From the anarchist point of view, this pattern is not limited to a region or an ideology, but it’s global and structural. Every government, regardless of its flag or slogan, becomes the same machine in the moment of war: a machine that defines security by creating insecurity for the masses. Great powers with their proxies, local regimes with the claim of sacred defense, and occupying governments with the story of prevention; All converge on one point: maintaining the boundaries of their power by destroying the boundaries of people’s daily lives. The radical analysis here is decisive: as long as the state form exists (that is, as long as a central body claims a monopoly on legitimate violence and control over resources), this cycle can neither be reformed nor ended. The victory of one always means the continuation of domination over the other, and the loser is not a nation, but the very concept of a free society. People, as a set of horizontal and autonomous relations, always remain outside the account of these zero-sum equations; They are not actors, they are playgrounds.

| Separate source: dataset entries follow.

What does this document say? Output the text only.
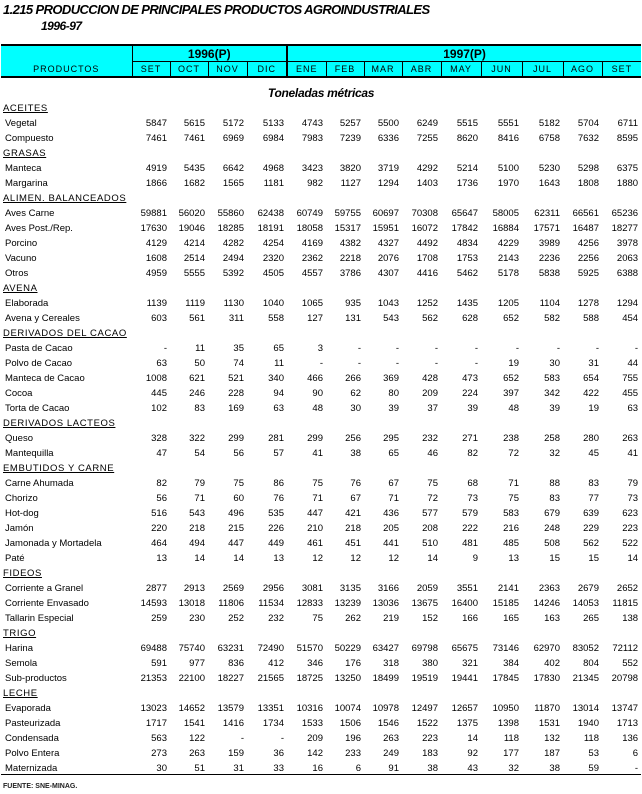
1.215 PRODUCCION DE PRINCIPALES PRODUCTOS AGROINDUSTRIALES
1996-97
PRODUCTOS	1996(P)				1997(P)								
	SET	OCT	NOV	DIC	ENE	FEB	MAR	ABR	MAY	JUN	JUL	AGO	SET
Toneladas métricas
ACEITES													
Vegetal	5847	5615	5172	5133	4743	5257	5500	6249	5515	5551	5182	5704	6711
Compuesto	7461	7461	6969	6984	7983	7239	6336	7255	8620	8416	6758	7632	8595
GRASAS													
Manteca	4919	5435	6642	4968	3423	3820	3719	4292	5214	5100	5230	5298	6375
Margarina	1866	1682	1565	1181	982	1127	1294	1403	1736	1970	1643	1808	1880
ALIMEN. BALANCEADOS													
Aves Carne	59881	56020	55860	62438	60749	59755	60697	70308	65647	58005	62311	66561	65236
Aves Post./Rep.	17630	19046	18285	18191	18058	15317	15951	16072	17842	16884	17571	16487	18277
Porcino	4129	4214	4282	4254	4169	4382	4327	4492	4834	4229	3989	4256	3978
Vacuno	1608	2514	2494	2320	2362	2218	2076	1708	1753	2143	2236	2256	2063
Otros	4959	5555	5392	4505	4557	3786	4307	4416	5462	5178	5838	5925	6388
AVENA													
Elaborada	1139	1119	1130	1040	1065	935	1043	1252	1435	1205	1104	1278	1294
Avena y Cereales	603	561	311	558	127	131	543	562	628	652	582	588	454
DERIVADOS DEL CACAO													
Pasta de Cacao	-	11	35	65	3	-	-	-	-	-	-	-	-
Polvo de Cacao	63	50	74	11	-	-	-	-	-	19	30	31	44
Manteca de Cacao	1008	621	521	340	466	266	369	428	473	652	583	654	755
Cocoa	445	246	228	94	90	62	80	209	224	397	342	422	455
Torta de Cacao	102	83	169	63	48	30	39	37	39	48	39	19	63
DERIVADOS LACTEOS													
Queso	328	322	299	281	299	256	295	232	271	238	258	280	263
Mantequilla	47	54	56	57	41	38	65	46	82	72	32	45	41
EMBUTIDOS Y CARNE													
Carne Ahumada	82	79	75	86	75	76	67	75	68	71	88	83	79
Chorizo	56	71	60	76	71	67	71	72	73	75	83	77	73
Hot-dog	516	543	496	535	447	421	436	577	579	583	679	639	623
Jamón	220	218	215	226	210	218	205	208	222	216	248	229	223
Jamonada y Mortadela	464	494	447	449	461	451	441	510	481	485	508	562	522
Paté	13	14	14	13	12	12	12	14	9	13	15	15	14
FIDEOS													
Corriente a Granel	2877	2913	2569	2956	3081	3135	3166	2059	3551	2141	2363	2679	2652
Corriente Envasado	14593	13018	11806	11534	12833	13239	13036	13675	16400	15185	14246	14053	11815
Tallarin Especial	259	230	252	232	75	262	219	152	166	165	163	265	138
TRIGO													
Harina	69488	75740	63231	72490	51570	50229	63427	69798	65675	73146	62970	83052	72112
Semola	591	977	836	412	346	176	318	380	321	384	402	804	552
Sub-productos	21353	22100	18227	21565	18725	13250	18499	19519	19441	17845	17830	21345	20798
LECHE													
Evaporada	13023	14652	13579	13351	10316	10074	10978	12497	12657	10950	11870	13014	13747
Pasteurizada	1717	1541	1416	1734	1533	1506	1546	1522	1375	1398	1531	1940	1713
Condensada	563	122	-	-	209	196	263	223	14	118	132	118	136
Polvo Entera	273	263	159	36	142	233	249	183	92	177	187	53	6
Maternizada	30	51	31	33	16	6	91	38	43	32	38	59	-
FUENTE: SNE-MINAG.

Looking more deeply, these wars reveal that the state is not a temporary tool for conflict resolution but a parasitic entity that needs constant conflict to survive. Without external or internal threats, the government must justify its administrative, military, and ideological expenditures, and war provides precisely this justification. When food and medicine stockpiles burn, governments not only strike militarily, but also create a new dependency: dependency on post-war aid, on rebuilding under their own supervision, and on new stories of nation-building. This dependence is rooted in the same logic that holds that every government must pull society out of self-sufficiency to maintain itself. The decisive conclusion is that the solution is not in selecting worse or less bad governments, not in the hope of dialogue or system change, but in the fundamental denial of the legitimacy of any form of governance. Only when power structures (from command centers to borders) are completely dismantled and replaced by horizontal networks of local production, distribution, and defense will this pattern of life destruction stop. Until then, every declared victory is just a new chapter in the same book of domination, and every victim, whether in the drug chain or the food chain, is just a cost to continue the same book.

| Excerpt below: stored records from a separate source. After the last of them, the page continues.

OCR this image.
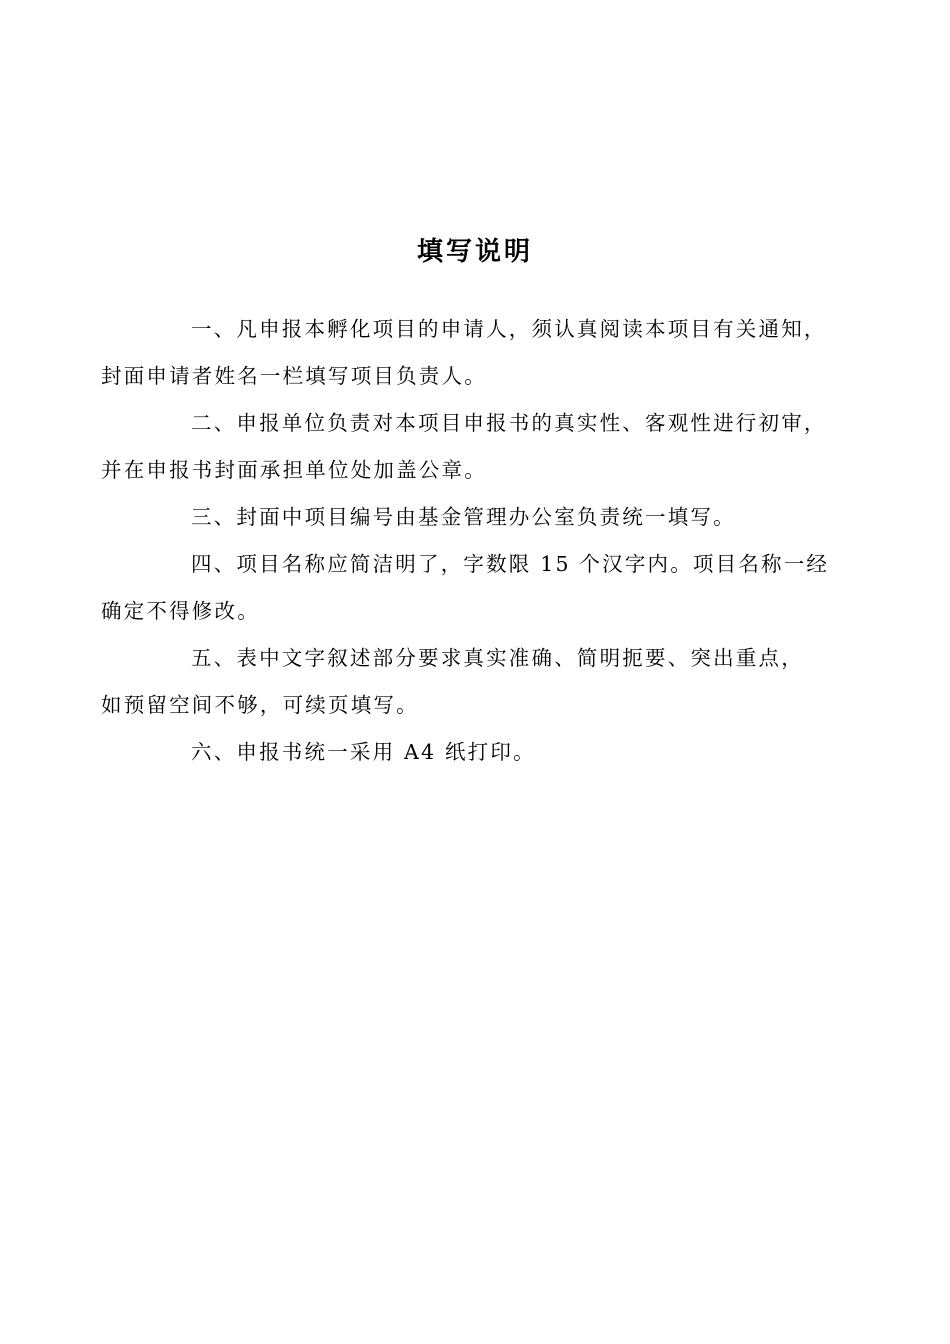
填写说明

一、凡申报本孵化项目的申请人，须认真阅读本项目有关通知，
封面申请者姓名一栏填写项目负责人。

二、申报单位负责对本项目申报书的真实性、客观性进行初审，
并在申报书封面承担单位处加盖公章。

三、封面中项目编号由基金管理办公室负责统一填写。

四、项目名称应简洁明了，字数限 15 个汉字内。项目名称一经
确定不得修改。

五、表中文字叙述部分要求真实准确、简明扼要、突出重点，
如预留空间不够，可续页填写。

六、申报书统一采用 A4 纸打印。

This text is not an emotional call, but an unusual analytical conclusion: war is an inherent product of the state, and only by completely erasing the state (not reforming it, not replacing it with a seemingly better version) can the chain of social life be saved from this cycle. Every moment a government shouts victory, it is, in fact, an implicit admission that it has paid its price in the bodies and lives of those who never had a say in the decision. This fact, deep and undeniable, is the basis of any radical anarchist analysis of power.